Tom, does the Nano have enough room to support a 256-byte buffer?

Also why would you need two buffers? Seems to me only one is needed.

To write a full sector you would load the buffer with the 256 bytes to be written, then write them, one at a time, each write within 150 msecs of the previous, then wait while the chip writes out the sector.

To write a partial sector, you would read all 256 bytes of the sector into the buffer, modify the bytes you want in the buffer (leaving the other bytes in the buffer unchanged), then write the individual bytes in buffer to the sector, per above.

TomNisbet commented 1 year ago

The nano has 2K of RAM, but I don't remember how much is free in the current build of TommyPROM. Unfortunately, I don't have access to any nanos at the moment, so I can't look at it. I suspect you could strip out a few features if more space is needed for the larger buffer.
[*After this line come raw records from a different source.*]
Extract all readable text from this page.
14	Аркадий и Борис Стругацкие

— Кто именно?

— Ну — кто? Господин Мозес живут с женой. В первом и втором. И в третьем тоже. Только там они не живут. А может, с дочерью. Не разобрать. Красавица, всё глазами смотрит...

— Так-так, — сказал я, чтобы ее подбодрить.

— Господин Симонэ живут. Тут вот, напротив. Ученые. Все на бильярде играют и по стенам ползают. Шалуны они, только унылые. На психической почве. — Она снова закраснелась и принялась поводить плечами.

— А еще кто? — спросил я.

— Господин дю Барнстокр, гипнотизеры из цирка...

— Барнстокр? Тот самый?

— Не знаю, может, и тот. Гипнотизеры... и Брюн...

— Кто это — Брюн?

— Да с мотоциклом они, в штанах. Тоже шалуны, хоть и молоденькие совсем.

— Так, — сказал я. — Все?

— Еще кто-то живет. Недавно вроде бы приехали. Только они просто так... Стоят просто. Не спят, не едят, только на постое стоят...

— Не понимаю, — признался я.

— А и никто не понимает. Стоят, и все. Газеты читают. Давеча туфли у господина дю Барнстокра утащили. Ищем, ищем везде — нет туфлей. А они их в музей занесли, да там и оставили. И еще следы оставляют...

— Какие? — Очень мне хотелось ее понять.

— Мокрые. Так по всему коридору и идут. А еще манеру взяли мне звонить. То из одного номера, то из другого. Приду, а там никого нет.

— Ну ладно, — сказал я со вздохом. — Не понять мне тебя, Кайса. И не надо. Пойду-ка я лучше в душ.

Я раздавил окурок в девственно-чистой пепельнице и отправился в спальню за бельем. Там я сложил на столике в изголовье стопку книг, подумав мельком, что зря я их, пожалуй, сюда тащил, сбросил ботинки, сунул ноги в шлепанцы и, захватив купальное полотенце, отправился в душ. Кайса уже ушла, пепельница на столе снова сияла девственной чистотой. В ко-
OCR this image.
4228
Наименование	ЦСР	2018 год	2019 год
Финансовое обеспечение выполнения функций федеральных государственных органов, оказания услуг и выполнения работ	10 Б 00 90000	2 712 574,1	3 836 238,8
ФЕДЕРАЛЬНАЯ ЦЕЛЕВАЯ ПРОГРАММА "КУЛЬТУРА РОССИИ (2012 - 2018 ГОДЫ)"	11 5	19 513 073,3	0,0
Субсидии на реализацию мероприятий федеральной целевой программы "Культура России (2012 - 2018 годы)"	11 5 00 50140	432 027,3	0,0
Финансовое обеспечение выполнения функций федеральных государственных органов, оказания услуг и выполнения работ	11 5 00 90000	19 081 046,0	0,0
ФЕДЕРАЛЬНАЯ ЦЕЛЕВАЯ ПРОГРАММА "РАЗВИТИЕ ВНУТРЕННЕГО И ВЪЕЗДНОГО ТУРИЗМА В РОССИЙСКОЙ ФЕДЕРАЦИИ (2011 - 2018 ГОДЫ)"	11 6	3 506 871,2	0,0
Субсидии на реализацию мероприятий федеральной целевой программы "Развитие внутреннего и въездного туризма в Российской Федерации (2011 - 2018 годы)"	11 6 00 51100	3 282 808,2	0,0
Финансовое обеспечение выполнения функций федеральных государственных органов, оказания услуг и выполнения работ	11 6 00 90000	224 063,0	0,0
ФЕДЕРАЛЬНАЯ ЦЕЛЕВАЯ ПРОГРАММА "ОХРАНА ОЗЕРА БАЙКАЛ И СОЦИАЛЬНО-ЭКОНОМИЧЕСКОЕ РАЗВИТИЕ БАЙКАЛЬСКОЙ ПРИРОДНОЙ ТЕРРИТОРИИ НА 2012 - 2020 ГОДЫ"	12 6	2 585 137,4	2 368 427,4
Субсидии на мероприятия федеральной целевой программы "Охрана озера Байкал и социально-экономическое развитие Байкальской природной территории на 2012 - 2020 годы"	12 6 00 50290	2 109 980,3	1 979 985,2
Adding support for the 256 buffer could be fairly simple, depending on how many edge cases you want to support. The XModem protocol uses a fixed 128 byte buffer, so TommyPROM will receive the data for the EEPROM in 128 byte chunks. If you just want to support burning a whole chip and assume that the received data will be on sector boundaries, then the code extension is fairly simple:

Things get a lot more complicated if you want to support arbitrary writes to the chip. For example, if you try to write 1024 bytes starting at address 5 instead of at 0, then you need to read the existing data to a buffer and merge the newly received data with the existing chip contents for the first and last sectors. That's probably an odd enough case that it isn't worth doing. There's probably not enough RAM to support it either, because you would need 128 bytes for a receive buffer plus an additional 256 bytes for the read/write buffer.

prlaba commented 1 year ago

Thanks Tom, that all makes sense.

I agree, for programming the chip it's reasonable to assume that the start address is on a sector boundary. But if the size of the file being downloaded is not be a multiple of the sector size, the last sector to be written will be partial.

I don't know all the details of the XModem protocol. Is the 128-byte size fixed? Could you increase it to 256 bytes to match the flash's 256-byte sector size? If not you'd need to toggle the 256-byte buffer's load address between 0x00 and 0x8F as you input each 128 bytes of XModem data.

I'm not sure what XModem does if it receives less than 128 bytes. Zero the remaining bytes? Either way, you could end up with a multiple of 256 bytes of XModem data (no partial last sector) or multiple of 128 bytes (partial last sector). In the case of a partial last sector you could zero-fill the last 128 bytes of the sector.

But if you want other TommyPROM features, like Fill, to work correctly with flash, it would need to be able to write any number of bytes (up to the sector size) to a sector, starting at any offset within the sector. To do that it would need to first read the sector into the 256-byte buffer, modify the bytes to be written, then write the buffer to the sector.

TomNisbet commented 1 year ago

The 128 byte buffer size is fixed, so you would need to manage storing two packets worth of data into the write buffer and then burning it to the chip when the buffer fills.

I don't believe that XModem guarantees the contents of the buffer end if the data is not a multiple of 128 bytes. This isn't usually a problem and you can always pad your file if it is.